Friday, November 07, 2008

Marshall McLuhan understanding blogging


The universe decided to give me the Marshall McLuhan classic "Understanding Media" yesterday. We are starting a blogging workshop in OBA this coming Sunday, starting at 3pm. This is one picture option for the flyer.

3 comments:

Robert K. Blechman said...

Hi Leighton,

I would like to know more about your blogging workshop. I don't know how plugged in to the McLuhan universe you are, but there are a number of resources you might find interesting. First, you should check out the Media Ecology Association at http://www.media-ecology.org/. (BTW IMHO their website could used a design overhaul). Also, I invite you to visit my blog "A Model Media Ecologist" at http://robertkblechman.blogspot.com/ where I discuss current topics in light of the teachings of Marshall McLuhan, Neil Postman and Claude Levi-Strauss.

If you have any particular questions about McLuhan, I'd be happy to share my own knowledge with you or direct you to my betters.

Regards,
Bob Blechman

Robert K. Blechman said...

Among his many accomplishments, McLuhan created his "Laws of the Media" which state that the impact of any technology or medium of communication on a culture can be determined by examining four characteristics:

What does it enhance?

What does it obsolesce?

What does it retrieve that was previously lost?

What does it reverse into if pushed to an extreme?

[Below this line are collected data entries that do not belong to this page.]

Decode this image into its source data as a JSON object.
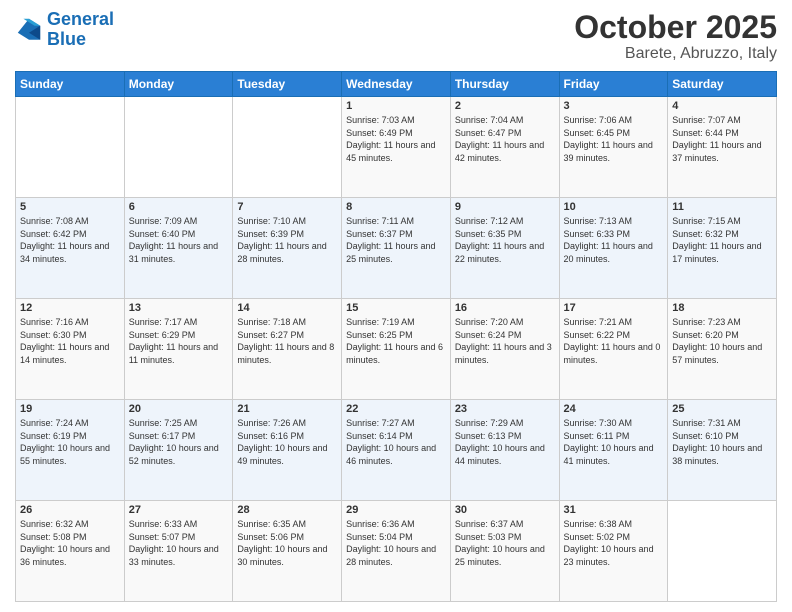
{
  "logo": {
    "line1": "General",
    "line2": "Blue"
  },
  "title": "October 2025",
  "subtitle": "Barete, Abruzzo, Italy",
  "days_header": [
    "Sunday",
    "Monday",
    "Tuesday",
    "Wednesday",
    "Thursday",
    "Friday",
    "Saturday"
  ],
  "weeks": [
    [
      {
        "day": "",
        "sunrise": "",
        "sunset": "",
        "daylight": ""
      },
      {
        "day": "",
        "sunrise": "",
        "sunset": "",
        "daylight": ""
      },
      {
        "day": "",
        "sunrise": "",
        "sunset": "",
        "daylight": ""
      },
      {
        "day": "1",
        "sunrise": "Sunrise: 7:03 AM",
        "sunset": "Sunset: 6:49 PM",
        "daylight": "Daylight: 11 hours and 45 minutes."
      },
      {
        "day": "2",
        "sunrise": "Sunrise: 7:04 AM",
        "sunset": "Sunset: 6:47 PM",
        "daylight": "Daylight: 11 hours and 42 minutes."
      },
      {
        "day": "3",
        "sunrise": "Sunrise: 7:06 AM",
        "sunset": "Sunset: 6:45 PM",
        "daylight": "Daylight: 11 hours and 39 minutes."
      },
      {
        "day": "4",
        "sunrise": "Sunrise: 7:07 AM",
        "sunset": "Sunset: 6:44 PM",
        "daylight": "Daylight: 11 hours and 37 minutes."
      }
    ],
    [
      {
        "day": "5",
        "sunrise": "Sunrise: 7:08 AM",
        "sunset": "Sunset: 6:42 PM",
        "daylight": "Daylight: 11 hours and 34 minutes."
      },
      {
        "day": "6",
        "sunrise": "Sunrise: 7:09 AM",
        "sunset": "Sunset: 6:40 PM",
        "daylight": "Daylight: 11 hours and 31 minutes."
      },
      {
        "day": "7",
        "sunrise": "Sunrise: 7:10 AM",
        "sunset": "Sunset: 6:39 PM",
        "daylight": "Daylight: 11 hours and 28 minutes."
      },
      {
        "day": "8",
        "sunrise": "Sunrise: 7:11 AM",
        "sunset": "Sunset: 6:37 PM",
        "daylight": "Daylight: 11 hours and 25 minutes."
      },
      {
        "day": "9",
        "sunrise": "Sunrise: 7:12 AM",
        "sunset": "Sunset: 6:35 PM",
        "daylight": "Daylight: 11 hours and 22 minutes."
      },
      {
        "day": "10",
        "sunrise": "Sunrise: 7:13 AM",
        "sunset": "Sunset: 6:33 PM",
        "daylight": "Daylight: 11 hours and 20 minutes."
      },
      {
        "day": "11",
        "sunrise": "Sunrise: 7:15 AM",
        "sunset": "Sunset: 6:32 PM",
        "daylight": "Daylight: 11 hours and 17 minutes."
      }
    ],
    [
      {
        "day": "12",
        "sunrise": "Sunrise: 7:16 AM",
        "sunset": "Sunset: 6:30 PM",
        "daylight": "Daylight: 11 hours and 14 minutes."
      },
      {
        "day": "13",
        "sunrise": "Sunrise: 7:17 AM",
        "sunset": "Sunset: 6:29 PM",
        "daylight": "Daylight: 11 hours and 11 minutes."
      },
      {
        "day": "14",
        "sunrise": "Sunrise: 7:18 AM",
        "sunset": "Sunset: 6:27 PM",
        "daylight": "Daylight: 11 hours and 8 minutes."
      },
      {
        "day": "15",
        "sunrise": "Sunrise: 7:19 AM",
        "sunset": "Sunset: 6:25 PM",
        "daylight": "Daylight: 11 hours and 6 minutes."
      },
      {
        "day": "16",
        "sunrise": "Sunrise: 7:20 AM",
        "sunset": "Sunset: 6:24 PM",
        "daylight": "Daylight: 11 hours and 3 minutes."
      },
      {
        "day": "17",
        "sunrise": "Sunrise: 7:21 AM",
        "sunset": "Sunset: 6:22 PM",
        "daylight": "Daylight: 11 hours and 0 minutes."
      },
      {
        "day": "18",
        "sunrise": "Sunrise: 7:23 AM",
        "sunset": "Sunset: 6:20 PM",
        "daylight": "Daylight: 10 hours and 57 minutes."
      }
    ],
    [
      {
        "day": "19",
        "sunrise": "Sunrise: 7:24 AM",
        "sunset": "Sunset: 6:19 PM",
        "daylight": "Daylight: 10 hours and 55 minutes."
      },
      {
        "day": "20",
        "sunrise": "Sunrise: 7:25 AM",
        "sunset": "Sunset: 6:17 PM",
        "daylight": "Daylight: 10 hours and 52 minutes."
      },
      {
        "day": "21",
        "sunrise": "Sunrise: 7:26 AM",
        "sunset": "Sunset: 6:16 PM",
        "daylight": "Daylight: 10 hours and 49 minutes."
      },
      {
        "day": "22",
        "sunrise": "Sunrise: 7:27 AM",
        "sunset": "Sunset: 6:14 PM",
        "daylight": "Daylight: 10 hours and 46 minutes."
      },
      {
        "day": "23",
        "sunrise": "Sunrise: 7:29 AM",
        "sunset": "Sunset: 6:13 PM",
        "daylight": "Daylight: 10 hours and 44 minutes."
      },
      {
        "day": "24",
        "sunrise": "Sunrise: 7:30 AM",
        "sunset": "Sunset: 6:11 PM",
        "daylight": "Daylight: 10 hours and 41 minutes."
      },
      {
        "day": "25",
        "sunrise": "Sunrise: 7:31 AM",
        "sunset": "Sunset: 6:10 PM",
        "daylight": "Daylight: 10 hours and 38 minutes."
      }
    ],
    [
      {
        "day": "26",
        "sunrise": "Sunrise: 6:32 AM",
        "sunset": "Sunset: 5:08 PM",
        "daylight": "Daylight: 10 hours and 36 minutes."
      },
      {
        "day": "27",
        "sunrise": "Sunrise: 6:33 AM",
        "sunset": "Sunset: 5:07 PM",
        "daylight": "Daylight: 10 hours and 33 minutes."
      },
      {
        "day": "28",
        "sunrise": "Sunrise: 6:35 AM",
        "sunset": "Sunset: 5:06 PM",
        "daylight": "Daylight: 10 hours and 30 minutes."
      },
      {
        "day": "29",
        "sunrise": "Sunrise: 6:36 AM",
        "sunset": "Sunset: 5:04 PM",
        "daylight": "Daylight: 10 hours and 28 minutes."
      },
      {
        "day": "30",
        "sunrise": "Sunrise: 6:37 AM",
        "sunset": "Sunset: 5:03 PM",
        "daylight": "Daylight: 10 hours and 25 minutes."
      },
      {
        "day": "31",
        "sunrise": "Sunrise: 6:38 AM",
        "sunset": "Sunset: 5:02 PM",
        "daylight": "Daylight: 10 hours and 23 minutes."
      },
      {
        "day": "",
        "sunrise": "",
        "sunset": "",
        "daylight": ""
      }
    ]
  ]
}
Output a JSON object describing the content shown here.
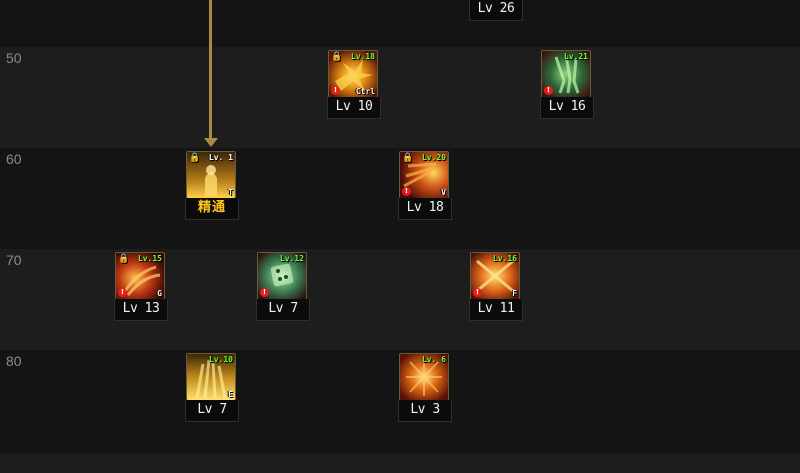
{
  "rows": [
    {
      "label": "50"
    },
    {
      "label": "60"
    },
    {
      "label": "70"
    },
    {
      "label": "80"
    }
  ],
  "colors": {
    "level_tag": "#6cff3a",
    "connector": "#a88a48",
    "warn_badge": "#e51d1d",
    "caption_gold": "#ffc41a"
  },
  "skills": [
    {
      "name": "skill-top-partial",
      "caption": "Lv 26",
      "icon": "partial-skill-icon"
    },
    {
      "name": "skill-50-a",
      "tag": "Lv.18",
      "hotkey": "Ctrl",
      "caption": "Lv 10",
      "locked": true,
      "icon": "golden-explosion-icon"
    },
    {
      "name": "skill-50-b",
      "tag": "Lv.21",
      "caption": "Lv 16",
      "icon": "green-claw-icon"
    },
    {
      "name": "skill-60-a",
      "tag": "Lv. 1",
      "hotkey": "T",
      "caption": "精通",
      "locked": true,
      "icon": "golden-figure-icon"
    },
    {
      "name": "skill-60-b",
      "tag": "Lv.20",
      "hotkey": "V",
      "caption": "Lv 18",
      "locked": true,
      "icon": "fire-burst-icon"
    },
    {
      "name": "skill-70-a",
      "tag": "Lv.15",
      "hotkey": "G",
      "caption": "Lv 13",
      "locked": true,
      "icon": "fire-claw-icon"
    },
    {
      "name": "skill-70-b",
      "tag": "Lv.12",
      "caption": "Lv 7",
      "icon": "green-dice-icon"
    },
    {
      "name": "skill-70-c",
      "tag": "Lv.16",
      "hotkey": "F",
      "caption": "Lv 11",
      "icon": "orange-cross-slash-icon"
    },
    {
      "name": "skill-80-a",
      "tag": "Lv.10",
      "hotkey": "E",
      "caption": "Lv 7",
      "icon": "golden-pillar-icon"
    },
    {
      "name": "skill-80-b",
      "tag": "Lv. 6",
      "caption": "Lv 3",
      "icon": "radiant-flame-icon"
    }
  ]
}
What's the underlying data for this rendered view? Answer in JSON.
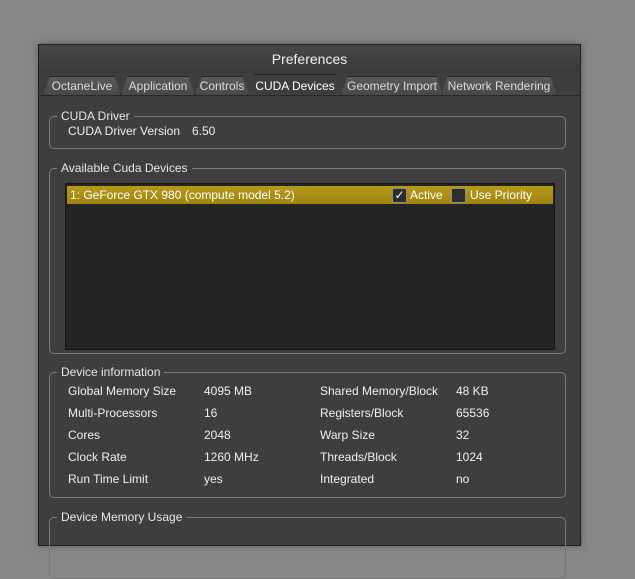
{
  "window": {
    "title": "Preferences"
  },
  "tabs": [
    {
      "label": "OctaneLive",
      "active": false
    },
    {
      "label": "Application",
      "active": false
    },
    {
      "label": "Controls",
      "active": false
    },
    {
      "label": "CUDA Devices",
      "active": true
    },
    {
      "label": "Geometry Import",
      "active": false
    },
    {
      "label": "Network Rendering",
      "active": false
    }
  ],
  "cuda_driver": {
    "legend": "CUDA Driver",
    "version_label": "CUDA Driver Version",
    "version_value": "6.50"
  },
  "devices": {
    "legend": "Available Cuda Devices",
    "items": [
      {
        "name": "1: GeForce GTX 980 (compute model 5.2)",
        "active_label": "Active",
        "active_checked": true,
        "priority_label": "Use Priority",
        "priority_checked": false,
        "check_glyph": "✓"
      }
    ]
  },
  "device_info": {
    "legend": "Device information",
    "left": [
      {
        "label": "Global Memory Size",
        "value": "4095 MB"
      },
      {
        "label": "Multi-Processors",
        "value": "16"
      },
      {
        "label": "Cores",
        "value": "2048"
      },
      {
        "label": "Clock Rate",
        "value": "1260 MHz"
      },
      {
        "label": "Run Time Limit",
        "value": "yes"
      }
    ],
    "right": [
      {
        "label": "Shared Memory/Block",
        "value": "48 KB"
      },
      {
        "label": "Registers/Block",
        "value": "65536"
      },
      {
        "label": "Warp Size",
        "value": "32"
      },
      {
        "label": "Threads/Block",
        "value": "1024"
      },
      {
        "label": "Integrated",
        "value": "no"
      }
    ]
  },
  "memory_usage": {
    "legend": "Device Memory Usage"
  },
  "colors": {
    "selection": "#a88c12",
    "panel": "#3e3e3e",
    "background": "#878787"
  }
}
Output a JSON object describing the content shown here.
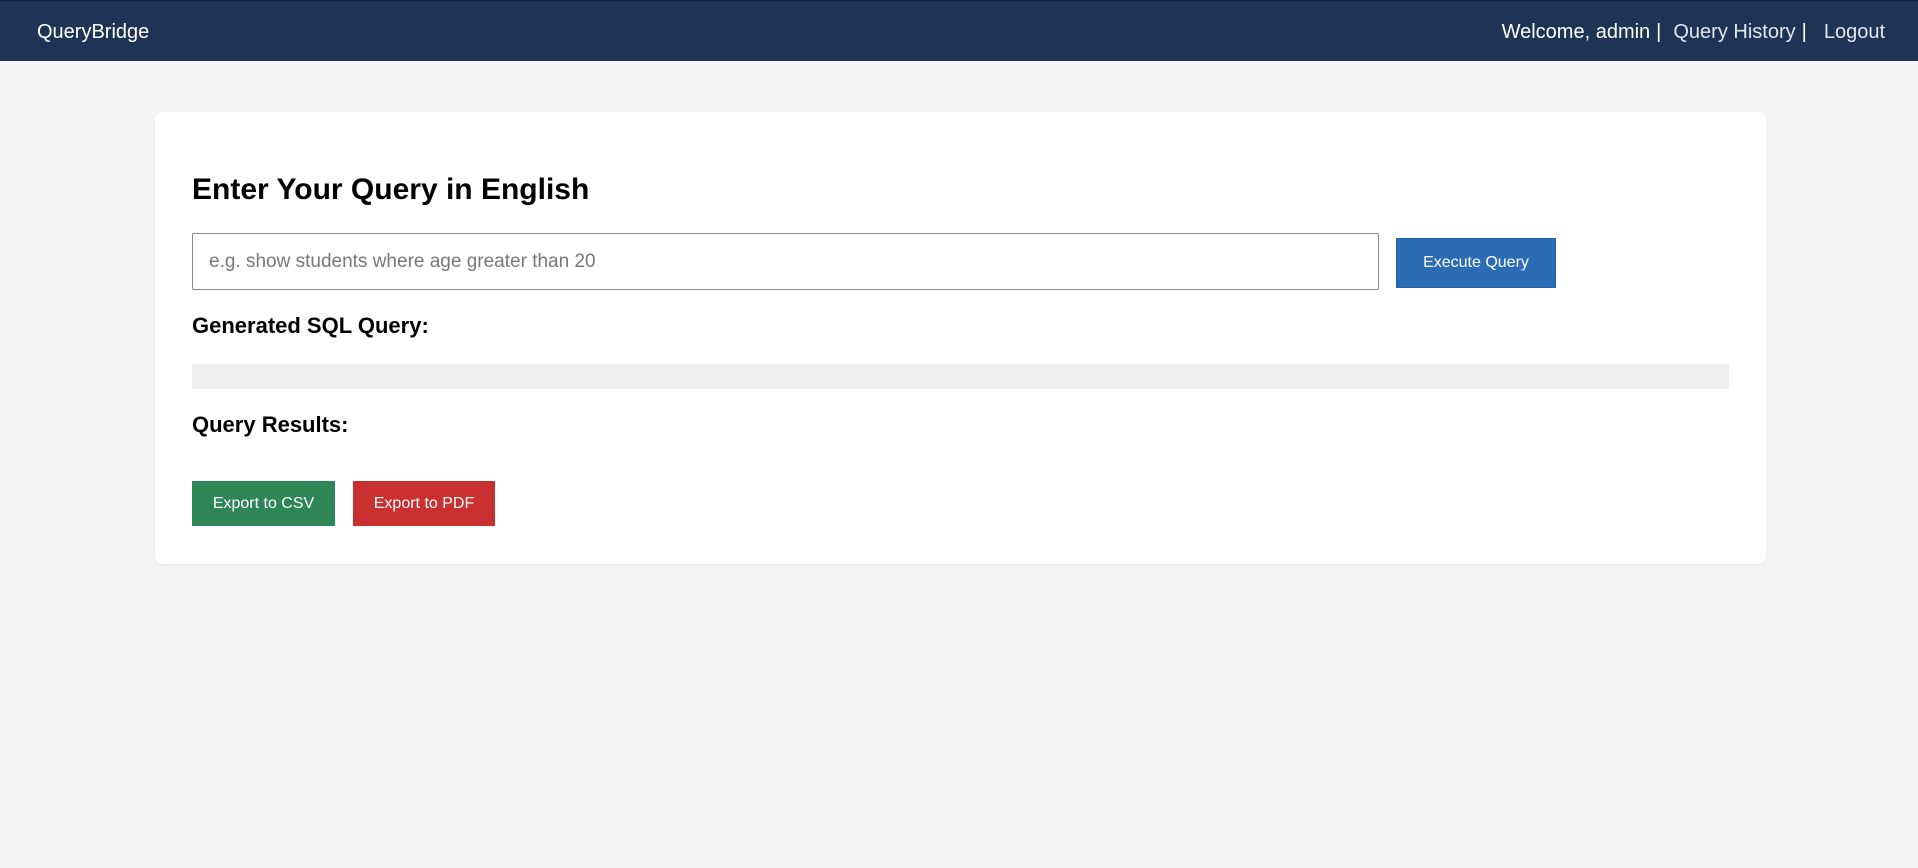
{
  "navbar": {
    "brand": "QueryBridge",
    "welcome": "Welcome, admin",
    "separator": "|",
    "history_link": "Query History",
    "logout_link": "Logout",
    "background_color": "#1f3354"
  },
  "main": {
    "heading": "Enter Your Query in English",
    "query_input": {
      "value": "",
      "placeholder": "e.g. show students where age greater than 20"
    },
    "execute_button": "Execute Query",
    "sql_section_title": "Generated SQL Query:",
    "sql_output": "",
    "results_section_title": "Query Results:",
    "export_csv_button": "Export to CSV",
    "export_pdf_button": "Export to PDF"
  },
  "colors": {
    "execute_button": "#2b6cb5",
    "csv_button": "#2e8657",
    "pdf_button": "#c9302f",
    "page_background": "#f4f4f4"
  }
}
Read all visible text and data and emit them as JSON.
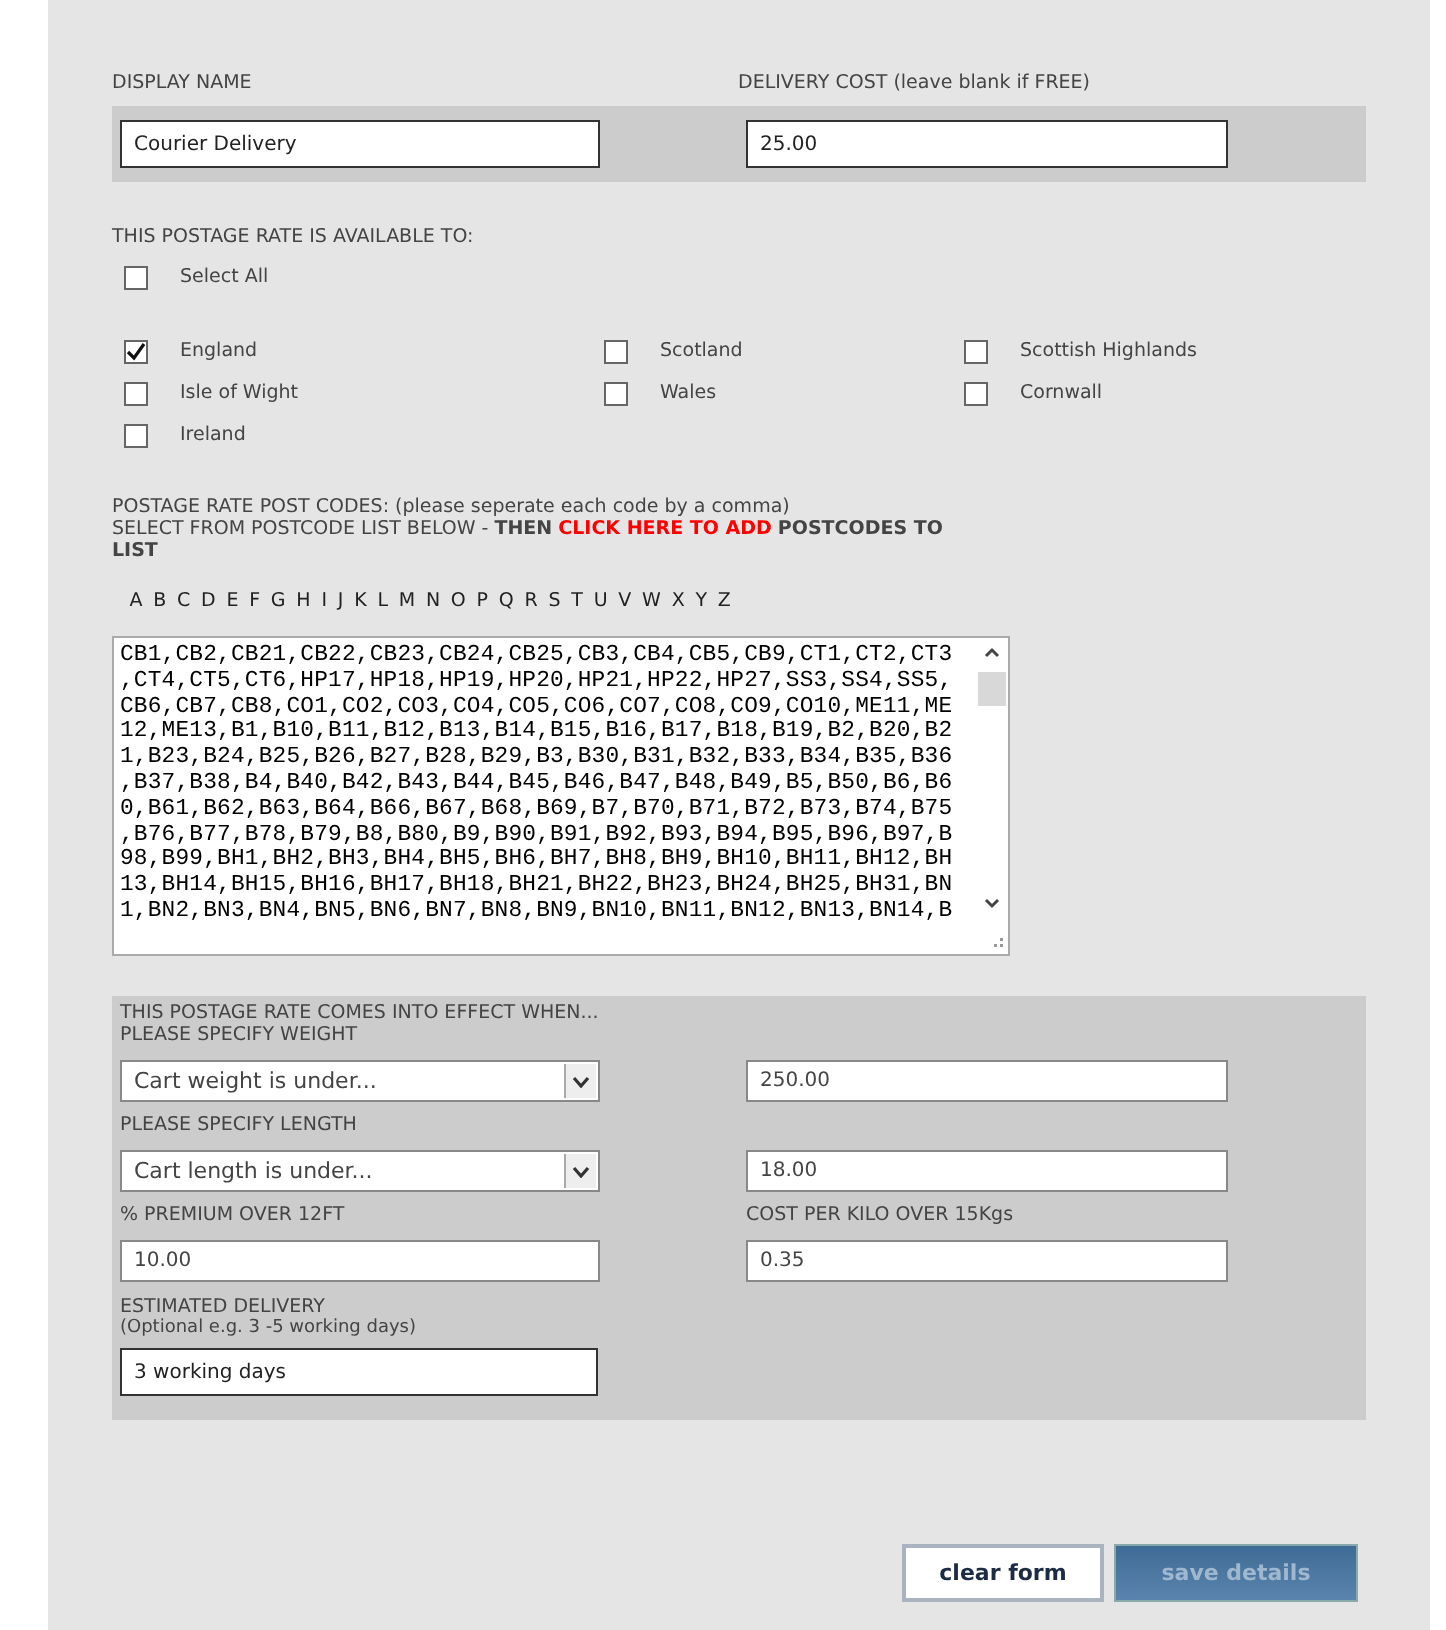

I created a McLuhan Laws of the Media "Tetrad" concerning blogging that you might find interesting:

Blogging enhances “many to many” communication. As a medium, blogging allows me to get my message out to many without the need of access to television, radio, print or film production facilities. Blogging also allows me to receive messages from many sources.

Blogging obsolesces one to one or many to one communications. Telephone chats and television binges are replaced by blogging connections.

Blogging retrieves the habits of 18th letter correspondents or diarists. Though this varies widely, at the minimum blogging requires that we capture and express our thoughts via the keyboard. Some bloggers go much further than that. In the blogosphere, we all become nacent Montaignes.

When pushed to an extreme, blogging reverses into total narcissism. I write only to myself, for myself. I put myself into the blogosphere, and seeing my own image, become entranced.

Unknown said...

Great comments, Bob. We'll keep in touch, for sure.